The possibility of other pathological processes in the patient with renal colic or flank pain is not trivial and anecdotal evidence suggests that it drives many decisions to pursue CT imaging. Many disease processes involving the urinary tract, bowel and ovaries can present with flank pain. Also, CT may reveal important ‘incidentalomas’. While aortic aneurysm/dissection may be the only acutely life-threatening alternative diagnosis in flank pain, there are also the important acute surgical pathologies of appendicitis, diverticulitis and ovarian torsion. These may require urgent laparotomy and many clinicians would be loath to miss them.

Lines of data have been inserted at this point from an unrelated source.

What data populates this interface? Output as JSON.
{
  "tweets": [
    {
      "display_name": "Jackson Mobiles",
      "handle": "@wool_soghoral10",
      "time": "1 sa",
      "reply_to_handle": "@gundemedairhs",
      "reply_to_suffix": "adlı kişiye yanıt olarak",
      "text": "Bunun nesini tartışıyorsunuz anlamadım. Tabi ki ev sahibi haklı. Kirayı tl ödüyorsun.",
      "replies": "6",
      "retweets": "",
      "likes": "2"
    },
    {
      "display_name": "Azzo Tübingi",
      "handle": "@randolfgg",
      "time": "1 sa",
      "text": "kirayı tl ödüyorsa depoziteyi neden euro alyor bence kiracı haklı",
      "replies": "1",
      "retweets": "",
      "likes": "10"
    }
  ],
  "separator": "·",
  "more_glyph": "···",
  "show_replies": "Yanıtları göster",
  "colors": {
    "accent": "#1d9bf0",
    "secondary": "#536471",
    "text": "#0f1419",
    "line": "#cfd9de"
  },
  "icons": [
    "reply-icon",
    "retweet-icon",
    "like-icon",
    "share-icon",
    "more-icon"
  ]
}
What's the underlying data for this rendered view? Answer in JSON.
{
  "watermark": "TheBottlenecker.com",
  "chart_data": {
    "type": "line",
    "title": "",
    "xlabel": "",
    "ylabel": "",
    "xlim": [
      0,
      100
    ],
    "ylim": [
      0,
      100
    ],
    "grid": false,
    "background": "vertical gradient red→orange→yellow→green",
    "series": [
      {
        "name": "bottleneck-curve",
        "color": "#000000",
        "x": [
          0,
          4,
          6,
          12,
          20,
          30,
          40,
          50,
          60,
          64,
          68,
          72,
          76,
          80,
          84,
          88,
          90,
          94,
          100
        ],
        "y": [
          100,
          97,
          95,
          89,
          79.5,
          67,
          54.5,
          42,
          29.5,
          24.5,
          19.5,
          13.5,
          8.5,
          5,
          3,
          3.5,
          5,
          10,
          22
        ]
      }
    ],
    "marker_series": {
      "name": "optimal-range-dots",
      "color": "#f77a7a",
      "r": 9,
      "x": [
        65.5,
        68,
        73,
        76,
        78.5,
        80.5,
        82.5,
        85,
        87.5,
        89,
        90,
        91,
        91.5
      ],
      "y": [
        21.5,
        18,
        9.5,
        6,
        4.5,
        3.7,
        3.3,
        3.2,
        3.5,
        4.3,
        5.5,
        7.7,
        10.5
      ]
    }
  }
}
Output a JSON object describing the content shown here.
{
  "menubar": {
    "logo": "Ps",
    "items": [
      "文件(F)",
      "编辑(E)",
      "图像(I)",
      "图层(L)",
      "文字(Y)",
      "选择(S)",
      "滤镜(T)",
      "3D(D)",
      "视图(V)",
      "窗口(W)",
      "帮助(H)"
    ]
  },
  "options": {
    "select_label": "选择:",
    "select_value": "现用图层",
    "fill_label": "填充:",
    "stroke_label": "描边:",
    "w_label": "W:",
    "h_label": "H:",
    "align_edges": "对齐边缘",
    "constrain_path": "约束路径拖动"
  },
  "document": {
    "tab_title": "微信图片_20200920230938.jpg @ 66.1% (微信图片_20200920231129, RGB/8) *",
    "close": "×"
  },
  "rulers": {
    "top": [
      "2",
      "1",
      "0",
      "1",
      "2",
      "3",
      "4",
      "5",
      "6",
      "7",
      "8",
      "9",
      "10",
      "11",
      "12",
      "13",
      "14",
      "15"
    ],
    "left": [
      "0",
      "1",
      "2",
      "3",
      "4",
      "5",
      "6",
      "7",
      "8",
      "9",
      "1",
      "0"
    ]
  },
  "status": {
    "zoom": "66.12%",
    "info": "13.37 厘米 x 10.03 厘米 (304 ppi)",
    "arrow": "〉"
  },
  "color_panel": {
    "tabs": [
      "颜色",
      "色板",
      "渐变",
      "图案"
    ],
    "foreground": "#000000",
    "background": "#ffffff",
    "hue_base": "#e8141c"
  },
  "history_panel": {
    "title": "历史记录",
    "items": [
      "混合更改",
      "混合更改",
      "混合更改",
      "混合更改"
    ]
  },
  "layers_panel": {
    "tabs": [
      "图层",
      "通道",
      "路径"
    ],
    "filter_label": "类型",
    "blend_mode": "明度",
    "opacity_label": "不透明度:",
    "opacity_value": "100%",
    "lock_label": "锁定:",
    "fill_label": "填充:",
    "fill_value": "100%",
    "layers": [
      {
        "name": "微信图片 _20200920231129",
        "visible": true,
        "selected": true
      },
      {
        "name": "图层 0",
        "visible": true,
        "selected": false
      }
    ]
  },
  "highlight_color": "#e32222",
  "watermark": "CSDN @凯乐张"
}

In studies reviewed that reported alternative findings in patients with suspected renal colic, the proportion of noteworthy alternative findings was between 7.2% and 14.8% (table 5).24 ,27 ,39 ,40 In addition, the rate of neoplastic revelation is small; Westphalen and colleagues report that, on a national level in the USA, the diagnosis of neoplasm in those with flank pain is between 0.2% and 0.8% although the low number of these diagnoses in the survey made precise statistics unstable.3
Given the generally low rate of other findings that require emergency management, clinicians using BUS may potentially be reassured that adverse outcomes due to missed diagnoses are unlikely in the immediate setting. Furthermore, clinically significant alternative diagnoses will likely have or develop other ‘red flags’ in the examination and history.
For the future
Enough evidence now exists to define a rational approach to imaging and management of suspected renal colic. Clinical findings and BUS may help to establish the probability of stone disease, differentiate the likelihood of clinically important stones, indicate the probability of intervention and estimate the likelihood of an alternative diagnosis. Unfortunately, there is no such prospectively validated scoring system or algorithm widely in use and this should be a priority moving forward.
A simple prospectively validated diagnostic imaging strategy could greatly improve the management of patients with suspected renal colic by reducing unnecessary imaging, saving money to the health system and reducing the radiation dose to patients who will not benefit from it.
Based on this review of the literature, there is compelling evidence that the easily learnt skill of BUS may be helpful in managing patients with renal colic. While this technique has been supported by research in emergency medicine, there is no obvious reason why it cannot be learnt by other specialty groups that may be confronted with the renal colic patient, such as practitioners in nephrology, urology, family practice or general surgery.
Competing interests None.
Provenance and peer review Not commissioned; externally peer reviewed.